Ласковая речь Эмине немного польстила самолюбию Хафсы, хоть в глубине души она не совсем верила её словам. Если бы всё это говорила, например, тётушка Айшехан или Фатьма, а лучше всего - валиде-султан, вот тогда можно было бы поверить. Но сейчас перед нею сидит одна из семи фавориток ныне здравствующего падишаха, которая хотя уже и стала членом династии Османов, но безоговорочного доверия ещё не заслужила. Цветистые разглагольствования Ферахшад Хафса приняла холодно, немного свысока. Она сделала ещё один глоток и произнесла сухо:
- Хвала Аллаху, я застану рождение ребёнка. Фатьма-султан достойна счастья.
Ответом послужил сдержанный кивок, который не остался незамеченным. Вот тут Хафса насторожилась: судя по всему, Эмине недолюбливает Фатьму-султан, Заметила женщина и то, как по красивому личику хасеки пробежала змейка злобы аккурат в тот момент, когда с уст Хафсы слетело имя золотоволосой госпожи.
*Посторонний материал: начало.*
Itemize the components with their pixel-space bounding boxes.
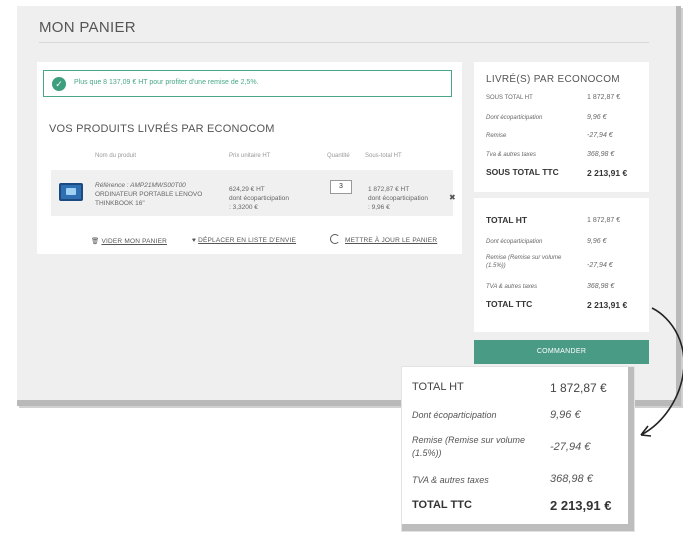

Решив, что больше не стоит говорить о Фатьме-султан (Хафса не хотелось, чтобы Эмине часом не проговорилась о своём отношении к ней), султанша завела беседу о чём-то совершенно отвлечённом. Коснулись деятельности Кёсем-султан, причём Хафса искренне поделилась мечтой, что однажды и она осчастливит людей, будем помогать им так же, как и валиде. Дабы не уронить себя в глазах фаворитки, она не стала жаловаться на жизнь в Адане, где Бейдженгиз не позволял жене выходить на улицу и вообще как-то заявлять о себе, в том числе и заниматься благотворительность. Это угнетало султаншу, мешало ей жить и даже дышать. Неприятные воспоминания нежданно-негаданно захлестнули молодую женщину, но она ничем не выдала себя, разве что кофе она допила в один глоток. Горечь напитка и воспоминаний разозлили Хафсу, она нахмурилась, хотя минуту назад улыбалась собеседнице. Совершенно неожиданно беседа вернулась в прежнее русло.
- Слышала, у госпожи здесь много недоброжелателей. Дай Аллах, им воздастся за их ненависть. - произнесла султанша серьёзно. Глаза её были устремлены не в лицо Эмине, а на её изящные руки, сцепившиеся в замок.
"Ага, значит, ты одна из них..." - подумала Хафса. - "Теперь надо последить за тобой".
Мысли не отразились на лице красавицы, смуглые щёки не побледнели, глаза смотрели с открытой ясностью, словом, ничто не выдавало закравшихся подозрений.
- Хорошо, что ты держишься вдалеке от этих интриг, Эмине. Посвяти себя детям, малютка Хайринисса очень нуждается в тебе. - на этот раз это было произнесено с большей серьёзностью, без сочувствия. Если сначала Хафса от души сострадала Эмине, то сейчас она предостерегала её, и если Ферахшад имеет не просто голову на плечах, а ещё и с умом, она всё поймёт правильно. Не враждовать же с нею в первые же дни пребывания в столице - к чему? Вот если мать шехзаде Алемшаха оступится и задумает что-нибудь недоброе, тогда можно уже делать более решительные шаги.
Когда Эмине упомянула Мюнире и её мужа, Хафса вновь почувствовала раздражение. Она вообще не любила говорить о сестре, а тут ей с таким упоением рассказывают об их совместной жизни. Но, раз уж тема затронута, то не худо для разнообразия отвлечься на и на неё.
- Наша Кайя - любимица Всевышнего. И валиде о ней заботится. Пусть только не гордится своим счастьем, чтобы не потерять его.
Злая ирония сквозила в этих словах. Злая и холодная. Мюнире - не из гордых, это Хафса знала как никто. Из двух сестёр гордячкой назвать можно только старшую, но ведь и гордость эта не была праздной - во-первых, Хафса - старшая дочь султана Мурада, во-вторых, жена могущественного паши, в-третьих (и в-главных) - лишённая элементарной человеческой любви, отчаявшаяся девушка. Отец больше любил проводить время с младшей дочерью, а утешения и ласки матери не помогали. Хафса злобилась на весь мир день ото дня. Став старше, она умело научилась скрывать свою злобу, а замужество научило султаншу превращать свою злобу в добродушие и мягкость. Разумеется, напускную.